Le répulsif ne fait pas tout. La tenue joue un rôle réel, surtout en soirée et près de la végétation. Privilégiez des vêtements longs, amples et de couleur claire au coucher du soleil : un tissu près du corps se laisse traverser, un pantalon fluide protège mieux qu’un legging. Les couleurs sombres attirent davantage les moustiques.

Côté hébergement, la climatisation change tout. Une pièce fraîche et fermée décourage les moustiques, et une chambre équipée de moustiquaires aux fenêtres règle la question de la nuit. Sur une terrasse, un simple ventilateur aide beaucoup : ce sont de mauvais voiliers, incapables de tenir contre un courant d’air. Un logement bien pensé sur ce point vaut mieux que n’importe quel gadget.

Restent les gestes du quotidien, qui pèsent plus qu’on ne croit. Redoublez d’attention aux heures sensibles, à l’aube, au crépuscule, et en journée dans les jardins ombragés. Gardez les moustiquaires fermées, dormez sous une moustiquaire de lit si la chambre n’en a pas, et supprimez l’eau stagnante autour de vous après chaque pluie. Un diffuseur ou une spirale à l’intérieur complète le dispositif pour les soirées tranquilles.

Sur le même sujet

Les moustiques ne sont qu’un paramètre parmi d’autres au moment de caler ses dates. Le choix du mois se joue aussi sur la météo et l’affluence : pour trancher, voyez quand venir en Guadeloupe selon la période qui vous ressemble. Deux autres sujets valent un coup d’œil avant de boucler les valises. Les échouages d’algues brunes sur certaines plages, la fameuse sargasse en Guadeloupe, suivent leur propre calendrier et peuvent orienter le choix du secteur. Et pour un vol long-courrier, anticiper le décalage horaire en Guadeloupe évite de perdre la première journée à récupérer.

Questions fréquentes

Y a-t-il beaucoup de moustiques en janvier et février ?

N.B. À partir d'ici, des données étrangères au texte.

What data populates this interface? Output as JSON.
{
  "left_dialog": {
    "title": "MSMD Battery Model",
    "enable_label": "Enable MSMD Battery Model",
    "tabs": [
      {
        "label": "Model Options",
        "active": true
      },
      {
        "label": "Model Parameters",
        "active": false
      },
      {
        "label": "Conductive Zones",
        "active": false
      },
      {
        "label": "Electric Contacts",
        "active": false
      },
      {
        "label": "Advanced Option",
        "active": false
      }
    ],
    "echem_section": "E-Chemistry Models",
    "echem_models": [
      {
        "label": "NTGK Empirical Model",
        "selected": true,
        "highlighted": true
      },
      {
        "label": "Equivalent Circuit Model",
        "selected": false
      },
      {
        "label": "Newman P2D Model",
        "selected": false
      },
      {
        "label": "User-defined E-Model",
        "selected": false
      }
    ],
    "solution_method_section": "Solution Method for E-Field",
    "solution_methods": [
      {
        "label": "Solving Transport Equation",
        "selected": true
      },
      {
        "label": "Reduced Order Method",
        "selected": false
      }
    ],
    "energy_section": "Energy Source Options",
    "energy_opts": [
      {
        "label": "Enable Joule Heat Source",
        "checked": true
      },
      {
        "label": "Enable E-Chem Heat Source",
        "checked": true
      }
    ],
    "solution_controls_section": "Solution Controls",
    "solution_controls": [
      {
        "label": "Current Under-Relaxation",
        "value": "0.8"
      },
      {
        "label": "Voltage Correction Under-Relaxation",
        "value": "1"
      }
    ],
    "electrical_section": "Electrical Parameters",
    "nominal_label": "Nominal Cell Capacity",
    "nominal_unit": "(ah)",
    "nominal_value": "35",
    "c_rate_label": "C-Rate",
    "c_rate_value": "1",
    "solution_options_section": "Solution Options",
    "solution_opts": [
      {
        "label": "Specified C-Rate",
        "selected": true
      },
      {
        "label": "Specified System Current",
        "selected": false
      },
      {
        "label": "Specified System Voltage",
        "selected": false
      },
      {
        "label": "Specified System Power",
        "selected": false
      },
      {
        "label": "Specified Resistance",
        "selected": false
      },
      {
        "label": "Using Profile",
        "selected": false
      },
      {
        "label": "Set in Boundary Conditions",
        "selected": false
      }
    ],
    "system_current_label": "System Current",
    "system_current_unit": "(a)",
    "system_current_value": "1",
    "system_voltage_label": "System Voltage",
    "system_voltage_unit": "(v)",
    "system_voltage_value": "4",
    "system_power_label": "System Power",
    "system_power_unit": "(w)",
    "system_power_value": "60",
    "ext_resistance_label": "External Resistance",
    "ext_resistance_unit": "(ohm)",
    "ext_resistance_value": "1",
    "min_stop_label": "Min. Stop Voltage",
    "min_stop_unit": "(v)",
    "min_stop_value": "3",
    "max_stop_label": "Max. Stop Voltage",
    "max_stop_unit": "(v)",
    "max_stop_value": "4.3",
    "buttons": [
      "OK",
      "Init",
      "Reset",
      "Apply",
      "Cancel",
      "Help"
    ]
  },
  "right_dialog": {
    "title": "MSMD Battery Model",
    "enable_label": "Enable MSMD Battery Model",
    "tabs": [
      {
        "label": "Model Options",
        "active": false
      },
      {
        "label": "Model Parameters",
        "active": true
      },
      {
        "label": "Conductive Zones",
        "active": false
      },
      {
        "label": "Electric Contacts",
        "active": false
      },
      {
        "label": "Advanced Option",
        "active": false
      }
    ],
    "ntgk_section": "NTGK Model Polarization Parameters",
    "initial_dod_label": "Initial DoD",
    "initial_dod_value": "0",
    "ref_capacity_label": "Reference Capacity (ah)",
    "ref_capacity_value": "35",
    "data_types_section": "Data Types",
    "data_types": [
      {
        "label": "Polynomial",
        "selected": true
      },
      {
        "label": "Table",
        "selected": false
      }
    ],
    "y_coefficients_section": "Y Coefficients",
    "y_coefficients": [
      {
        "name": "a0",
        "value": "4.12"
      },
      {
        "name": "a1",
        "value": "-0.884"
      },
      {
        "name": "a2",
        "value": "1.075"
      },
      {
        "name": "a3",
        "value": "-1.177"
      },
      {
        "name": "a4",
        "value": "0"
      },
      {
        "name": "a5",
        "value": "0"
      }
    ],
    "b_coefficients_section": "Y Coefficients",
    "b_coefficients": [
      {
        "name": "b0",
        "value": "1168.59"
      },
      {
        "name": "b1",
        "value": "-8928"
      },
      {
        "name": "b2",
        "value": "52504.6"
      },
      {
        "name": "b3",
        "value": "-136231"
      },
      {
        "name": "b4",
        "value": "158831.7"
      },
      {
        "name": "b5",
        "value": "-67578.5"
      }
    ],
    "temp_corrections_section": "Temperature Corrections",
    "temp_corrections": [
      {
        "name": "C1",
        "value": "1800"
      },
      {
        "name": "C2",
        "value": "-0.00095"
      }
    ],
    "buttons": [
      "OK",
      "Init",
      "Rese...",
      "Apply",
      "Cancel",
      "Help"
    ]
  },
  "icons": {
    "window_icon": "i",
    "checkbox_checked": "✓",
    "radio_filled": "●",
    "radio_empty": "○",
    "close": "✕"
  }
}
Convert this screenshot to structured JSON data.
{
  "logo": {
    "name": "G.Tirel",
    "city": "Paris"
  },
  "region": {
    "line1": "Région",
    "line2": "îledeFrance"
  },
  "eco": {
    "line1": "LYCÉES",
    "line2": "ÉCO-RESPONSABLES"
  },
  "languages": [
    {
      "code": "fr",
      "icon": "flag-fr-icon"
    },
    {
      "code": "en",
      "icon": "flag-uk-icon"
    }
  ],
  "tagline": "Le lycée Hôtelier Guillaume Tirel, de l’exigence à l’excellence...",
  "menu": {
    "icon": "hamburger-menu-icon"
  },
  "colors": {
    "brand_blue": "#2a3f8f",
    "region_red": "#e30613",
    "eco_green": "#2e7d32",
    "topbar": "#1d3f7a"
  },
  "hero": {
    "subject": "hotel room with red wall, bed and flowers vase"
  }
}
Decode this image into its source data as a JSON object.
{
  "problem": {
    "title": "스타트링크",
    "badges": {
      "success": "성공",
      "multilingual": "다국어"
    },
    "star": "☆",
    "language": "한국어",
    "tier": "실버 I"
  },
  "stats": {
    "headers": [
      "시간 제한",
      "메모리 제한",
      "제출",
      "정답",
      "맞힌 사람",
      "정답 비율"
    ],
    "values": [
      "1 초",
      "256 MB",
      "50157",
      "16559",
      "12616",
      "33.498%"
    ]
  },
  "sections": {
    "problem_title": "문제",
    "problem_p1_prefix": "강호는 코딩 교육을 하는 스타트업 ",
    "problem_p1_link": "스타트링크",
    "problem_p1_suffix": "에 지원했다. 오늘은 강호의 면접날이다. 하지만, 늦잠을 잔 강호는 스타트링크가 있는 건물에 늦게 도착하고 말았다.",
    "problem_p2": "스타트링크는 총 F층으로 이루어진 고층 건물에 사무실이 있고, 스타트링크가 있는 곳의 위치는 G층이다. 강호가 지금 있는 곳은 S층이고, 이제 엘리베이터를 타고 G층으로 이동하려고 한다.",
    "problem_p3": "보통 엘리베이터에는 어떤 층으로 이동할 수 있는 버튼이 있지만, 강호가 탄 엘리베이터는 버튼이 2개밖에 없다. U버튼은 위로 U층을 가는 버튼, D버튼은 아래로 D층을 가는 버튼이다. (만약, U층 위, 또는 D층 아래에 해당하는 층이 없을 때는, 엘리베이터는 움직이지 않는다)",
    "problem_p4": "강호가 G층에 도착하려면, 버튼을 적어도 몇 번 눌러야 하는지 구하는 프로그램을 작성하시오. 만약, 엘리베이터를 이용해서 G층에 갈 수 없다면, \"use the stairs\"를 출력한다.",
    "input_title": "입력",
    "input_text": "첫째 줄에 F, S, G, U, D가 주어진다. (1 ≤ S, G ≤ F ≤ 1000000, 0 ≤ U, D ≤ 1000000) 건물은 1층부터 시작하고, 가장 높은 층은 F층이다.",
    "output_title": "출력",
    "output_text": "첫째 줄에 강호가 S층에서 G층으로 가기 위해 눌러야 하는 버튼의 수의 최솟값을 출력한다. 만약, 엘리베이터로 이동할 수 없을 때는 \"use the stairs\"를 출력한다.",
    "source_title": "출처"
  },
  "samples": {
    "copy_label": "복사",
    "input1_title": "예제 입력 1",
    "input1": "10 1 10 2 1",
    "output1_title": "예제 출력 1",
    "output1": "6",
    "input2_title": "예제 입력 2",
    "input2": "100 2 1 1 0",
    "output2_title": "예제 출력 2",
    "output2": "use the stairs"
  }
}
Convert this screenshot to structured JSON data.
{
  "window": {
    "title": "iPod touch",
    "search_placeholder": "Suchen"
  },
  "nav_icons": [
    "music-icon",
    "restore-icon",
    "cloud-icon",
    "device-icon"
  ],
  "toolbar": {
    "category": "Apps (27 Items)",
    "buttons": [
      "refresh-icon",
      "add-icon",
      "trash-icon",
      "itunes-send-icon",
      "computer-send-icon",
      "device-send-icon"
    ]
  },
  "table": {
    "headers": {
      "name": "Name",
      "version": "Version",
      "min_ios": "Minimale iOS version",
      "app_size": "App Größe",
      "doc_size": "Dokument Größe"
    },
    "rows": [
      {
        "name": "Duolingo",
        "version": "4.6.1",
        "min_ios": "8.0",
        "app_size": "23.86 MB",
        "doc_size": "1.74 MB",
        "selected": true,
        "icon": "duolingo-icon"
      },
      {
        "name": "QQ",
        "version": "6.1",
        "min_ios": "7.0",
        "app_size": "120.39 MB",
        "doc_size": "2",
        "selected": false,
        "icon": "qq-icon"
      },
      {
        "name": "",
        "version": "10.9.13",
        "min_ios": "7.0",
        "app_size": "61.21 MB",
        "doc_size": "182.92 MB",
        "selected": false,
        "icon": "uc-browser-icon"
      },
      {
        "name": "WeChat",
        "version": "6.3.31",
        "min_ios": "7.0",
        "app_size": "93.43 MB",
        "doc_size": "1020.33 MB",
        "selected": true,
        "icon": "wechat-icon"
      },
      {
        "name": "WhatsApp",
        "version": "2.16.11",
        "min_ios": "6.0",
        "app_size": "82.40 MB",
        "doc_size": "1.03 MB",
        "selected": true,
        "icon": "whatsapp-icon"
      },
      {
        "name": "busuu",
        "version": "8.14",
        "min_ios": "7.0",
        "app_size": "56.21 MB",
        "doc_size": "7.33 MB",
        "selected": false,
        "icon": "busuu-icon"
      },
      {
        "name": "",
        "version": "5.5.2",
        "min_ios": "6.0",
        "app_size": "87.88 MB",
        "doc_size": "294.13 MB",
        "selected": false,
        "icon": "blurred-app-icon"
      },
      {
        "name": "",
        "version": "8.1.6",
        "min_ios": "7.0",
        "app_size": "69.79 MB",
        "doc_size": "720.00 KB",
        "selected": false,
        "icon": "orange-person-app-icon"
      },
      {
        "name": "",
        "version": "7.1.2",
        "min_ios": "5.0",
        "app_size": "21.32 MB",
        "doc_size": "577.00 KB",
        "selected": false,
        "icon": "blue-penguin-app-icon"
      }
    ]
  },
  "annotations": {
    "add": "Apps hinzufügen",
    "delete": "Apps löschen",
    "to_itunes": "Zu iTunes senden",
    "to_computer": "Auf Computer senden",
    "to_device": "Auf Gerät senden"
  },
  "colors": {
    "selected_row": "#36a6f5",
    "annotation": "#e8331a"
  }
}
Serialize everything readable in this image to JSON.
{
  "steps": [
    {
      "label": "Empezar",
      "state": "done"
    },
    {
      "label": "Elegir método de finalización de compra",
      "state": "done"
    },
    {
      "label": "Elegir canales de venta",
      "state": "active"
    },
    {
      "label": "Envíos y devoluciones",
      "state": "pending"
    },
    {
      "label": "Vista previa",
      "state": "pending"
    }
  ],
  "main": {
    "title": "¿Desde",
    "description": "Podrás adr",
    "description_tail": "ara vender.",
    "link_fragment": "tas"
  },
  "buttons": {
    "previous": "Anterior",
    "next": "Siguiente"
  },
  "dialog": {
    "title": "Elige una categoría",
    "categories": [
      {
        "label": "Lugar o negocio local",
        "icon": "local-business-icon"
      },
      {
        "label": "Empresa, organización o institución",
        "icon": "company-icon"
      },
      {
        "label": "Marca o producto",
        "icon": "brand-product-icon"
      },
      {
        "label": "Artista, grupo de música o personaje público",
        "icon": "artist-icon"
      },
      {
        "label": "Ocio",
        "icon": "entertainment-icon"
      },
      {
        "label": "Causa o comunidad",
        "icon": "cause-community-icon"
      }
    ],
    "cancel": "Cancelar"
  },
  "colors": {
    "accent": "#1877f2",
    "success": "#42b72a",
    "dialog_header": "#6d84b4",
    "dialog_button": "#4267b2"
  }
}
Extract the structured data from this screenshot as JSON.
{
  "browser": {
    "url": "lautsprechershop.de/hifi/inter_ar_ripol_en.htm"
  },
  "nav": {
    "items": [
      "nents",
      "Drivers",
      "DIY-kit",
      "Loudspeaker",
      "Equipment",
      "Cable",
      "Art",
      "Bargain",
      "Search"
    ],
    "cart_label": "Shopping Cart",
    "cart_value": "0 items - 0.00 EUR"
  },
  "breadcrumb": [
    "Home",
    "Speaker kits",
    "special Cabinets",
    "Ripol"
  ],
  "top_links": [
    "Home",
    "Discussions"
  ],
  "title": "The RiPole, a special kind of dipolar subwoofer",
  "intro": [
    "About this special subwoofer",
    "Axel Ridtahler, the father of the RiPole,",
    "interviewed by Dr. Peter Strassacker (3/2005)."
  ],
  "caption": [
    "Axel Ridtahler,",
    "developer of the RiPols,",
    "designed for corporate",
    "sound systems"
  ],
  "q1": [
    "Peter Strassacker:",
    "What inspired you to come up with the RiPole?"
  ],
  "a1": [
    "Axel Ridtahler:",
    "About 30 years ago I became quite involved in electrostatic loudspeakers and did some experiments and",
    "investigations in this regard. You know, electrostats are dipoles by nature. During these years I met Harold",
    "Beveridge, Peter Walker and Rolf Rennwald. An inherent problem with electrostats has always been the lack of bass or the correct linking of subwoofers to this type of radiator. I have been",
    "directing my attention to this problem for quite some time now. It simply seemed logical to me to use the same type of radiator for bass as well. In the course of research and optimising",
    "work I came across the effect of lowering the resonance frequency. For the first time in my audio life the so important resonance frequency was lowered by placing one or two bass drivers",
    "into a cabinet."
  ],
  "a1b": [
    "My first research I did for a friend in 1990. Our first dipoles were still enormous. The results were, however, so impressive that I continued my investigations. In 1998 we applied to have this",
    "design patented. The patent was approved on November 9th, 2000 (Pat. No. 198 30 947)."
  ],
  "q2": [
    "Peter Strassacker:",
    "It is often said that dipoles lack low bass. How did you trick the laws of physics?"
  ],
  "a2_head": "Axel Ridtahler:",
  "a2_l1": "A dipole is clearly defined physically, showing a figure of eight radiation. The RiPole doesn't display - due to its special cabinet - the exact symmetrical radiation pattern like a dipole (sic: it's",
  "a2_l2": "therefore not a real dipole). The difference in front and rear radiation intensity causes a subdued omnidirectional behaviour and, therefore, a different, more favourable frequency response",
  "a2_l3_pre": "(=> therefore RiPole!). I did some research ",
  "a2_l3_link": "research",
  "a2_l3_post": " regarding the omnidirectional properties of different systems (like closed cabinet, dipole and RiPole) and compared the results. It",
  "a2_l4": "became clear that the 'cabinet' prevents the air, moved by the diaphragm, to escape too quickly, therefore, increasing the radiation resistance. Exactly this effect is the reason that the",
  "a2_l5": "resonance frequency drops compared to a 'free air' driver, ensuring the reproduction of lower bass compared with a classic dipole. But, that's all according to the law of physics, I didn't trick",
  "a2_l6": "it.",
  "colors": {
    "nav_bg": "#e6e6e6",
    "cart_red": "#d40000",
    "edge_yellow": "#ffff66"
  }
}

Non, c’est le cœur du carême, la période la plus sèche et la plus calme de l’année sur ce plan. Les moustiques restent présents, mais en faible nombre. Un répulsif léger et le bon sens autour du logement suffisent généralement pour en profiter sans gêne.

Faut-il un vaccin ou un traitement avant de partir ?

Aucun traitement antipaludique n’est nécessaire, la Guadeloupe n’étant pas une zone de paludisme. Un vaccin contre la dengue existe et fait l’objet de recommandations ciblées, mais il ne s’agit pas d’une obligation pour un séjour touristique. Un avis médical reste la bonne porte d’entrée, en particulier en cas d’antécédent de dengue.

Le moustique tigre pique-t-il la nuit ?

Peu. Le moustique tigre est surtout actif en matinée et en fin d’après-midi, tandis que l’Aedes aegypti se manifeste au lever et au coucher du soleil. La nuit est comparativement plus tranquille, ce qui ne dispense pas d’une moustiquaire ou d’une chambre bien fermée.

Les huiles essentielles suffisent-elles à se protéger ?

Pas dans une zone où les moustiques transmettent des maladies. Leur durée d’action est courte et leur efficacité irrégulière. Mieux vaut s’appuyer sur un répulsif reconnu à la bonne concentration, et réserver les solutions naturelles à un complément d’ambiance à l’intérieur.